Sabe aquela cena de alguém caindo, que demora uma eternidade, e que parece ir contra as leis da física? Aí você responde: Sim, eu sei. Está errado! Fazem isso só pra aumentar o drama.

Mas você já caiu? Já levou O tombo? Aquele de vídeo engraçado? Se não levou ainda, trate de levar.

Claro, nem todos os cérebros reagem da mesma forma, mas parece que a maioria chega num consenso: em um tombo, ele trabalha mais rápido.

Sim, você cai em câmera lenta. Sim, se você se jogar do alto de um prédio, o cérebro vai trabalhar tão rapidamente que vai ter tempo de passar a sua vida inteira diante dos seus olhos. Por que o cérebro faz isso? Talvez para que de tempo de você reagir e comandar seu corpo para evitar a desgraça maior. Porém o corpo não reage na mesma velocidade.

Daí vem aquela famosa frase das artes marciais: domínio da mente sobre o corpo. O treinamento que leva a fazer com que o corpo reaja na mesma velocidade da mente.

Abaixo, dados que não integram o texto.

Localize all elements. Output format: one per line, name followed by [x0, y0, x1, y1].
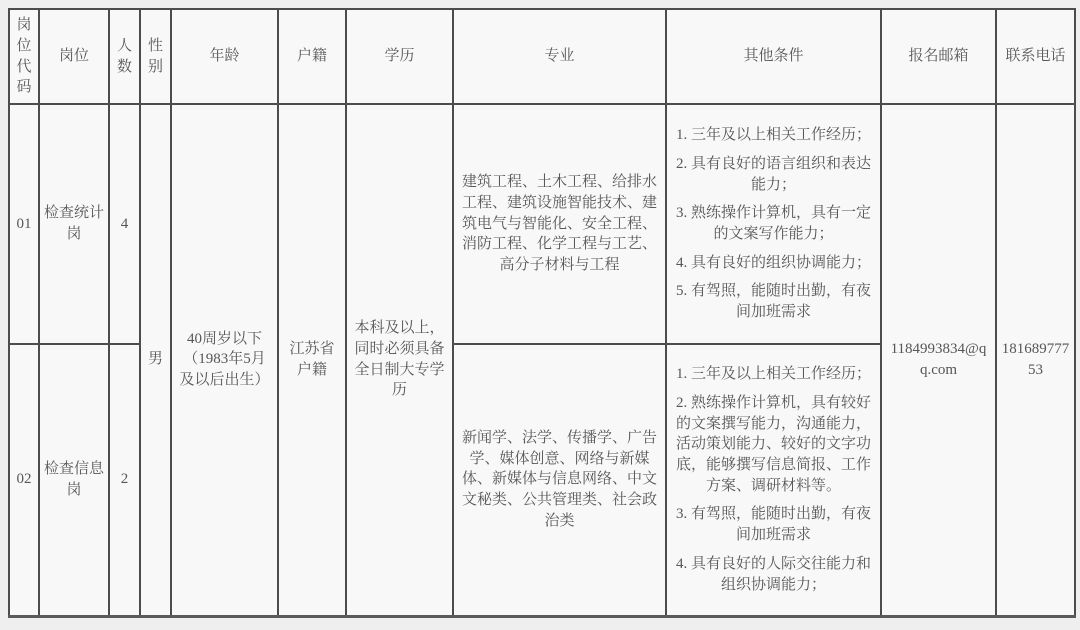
header-position-code: 岗位代码 — [9, 9, 39, 104]
condition-item: 1. 三年及以上相关工作经历； — [671, 364, 876, 385]
cell-other-conditions: 1. 三年及以上相关工作经历；2. 具有良好的语言组织和表达能力；3. 熟练操作… — [666, 104, 881, 344]
condition-item: 4. 具有良好的组织协调能力； — [671, 253, 876, 274]
cell-phone: 18168977753 — [996, 104, 1075, 616]
header-age: 年龄 — [171, 9, 278, 104]
cell-position: 检查信息岗 — [39, 344, 109, 616]
cell-position-code: 01 — [9, 104, 39, 344]
cell-headcount: 2 — [109, 344, 140, 616]
header-email: 报名邮箱 — [881, 9, 996, 104]
cell-email: 1184993834@qq.com — [881, 104, 996, 616]
cell-major: 新闻学、法学、传播学、广告学、媒体创意、网络与新媒体、新媒体与信息网络、中文文秘… — [453, 344, 666, 616]
header-major: 专业 — [453, 9, 666, 104]
condition-item: 1. 三年及以上相关工作经历； — [671, 125, 876, 146]
recruitment-table: 岗位代码 岗位 人数 性别 年龄 户籍 学历 专业 其他条件 报名邮箱 联系电话… — [8, 8, 1076, 618]
condition-item: 3. 有驾照，能随时出勤，有夜间加班需求 — [671, 504, 876, 545]
condition-item: 3. 熟练操作计算机，具有一定的文案写作能力； — [671, 203, 876, 244]
condition-item: 4. 具有良好的人际交往能力和组织协调能力； — [671, 554, 876, 595]
table-header-row: 岗位代码 岗位 人数 性别 年龄 户籍 学历 专业 其他条件 报名邮箱 联系电话 — [9, 9, 1075, 104]
cell-major: 建筑工程、土木工程、给排水工程、建筑设施智能技术、建筑电气与智能化、安全工程、消… — [453, 104, 666, 344]
condition-item: 5. 有驾照，能随时出勤，有夜间加班需求 — [671, 281, 876, 322]
header-headcount: 人数 — [109, 9, 140, 104]
header-phone: 联系电话 — [996, 9, 1075, 104]
cell-age: 40周岁以下（1983年5月及以后出生） — [171, 104, 278, 616]
header-education: 学历 — [346, 9, 453, 104]
condition-item: 2. 具有良好的语言组织和表达能力； — [671, 154, 876, 195]
cell-position-code: 02 — [9, 344, 39, 616]
header-residence: 户籍 — [278, 9, 346, 104]
table-row: 01 检查统计岗 4 男 40周岁以下（1983年5月及以后出生） 江苏省户籍 … — [9, 104, 1075, 344]
cell-position: 检查统计岗 — [39, 104, 109, 344]
cell-other-conditions: 1. 三年及以上相关工作经历；2. 熟练操作计算机，具有较好的文案撰写能力，沟通… — [666, 344, 881, 616]
header-other-conditions: 其他条件 — [666, 9, 881, 104]
header-gender: 性别 — [140, 9, 171, 104]
cell-gender: 男 — [140, 104, 171, 616]
header-position: 岗位 — [39, 9, 109, 104]
recruitment-table-page: 岗位代码 岗位 人数 性别 年龄 户籍 学历 专业 其他条件 报名邮箱 联系电话… — [8, 8, 1076, 618]
condition-item: 2. 熟练操作计算机，具有较好的文案撰写能力，沟通能力，活动策划能力、较好的文字… — [671, 393, 876, 496]
cell-residence: 江苏省户籍 — [278, 104, 346, 616]
cell-headcount: 4 — [109, 104, 140, 344]
cell-education: 本科及以上，同时必须具备全日制大专学历 — [346, 104, 453, 616]
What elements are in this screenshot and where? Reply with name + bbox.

Mas, o que isso tem a ver com a arte de transmitir emoções?

Capacidade de analisar coisas corriqueiras e insignificantes, e a habilidade de transmiti-las. É isso que grandes escritores fazem. Sabem transmitir a sensação de um simples tombo. E é isso que o cinema faz ao colocar efeitos e câmera lenta na cena da queda: transmitir a sensação.

Antes de criticar um texto, uma cena de um filme, leve um tombo. Leve dois, três. Sim, estou falando no sentido figurado. Leve muitos tombos, Muitos. Se arrebente. Não fique preso ao lugar comum de que, para ser bom contador de histórias, deve-se imitar o trabalho de um autor clássico.

Corra, ande, voe. Bata em um poste, caia de cara no chão, pule de um penhasco. Acorde suando de um pesadelo. Caia de cara na lama. Saia da biblioteca das regras clássicas de escrita e corra pelado pelo campus.

Só então bata no peito e diga que você é escritor com capacidade de julgar os outros.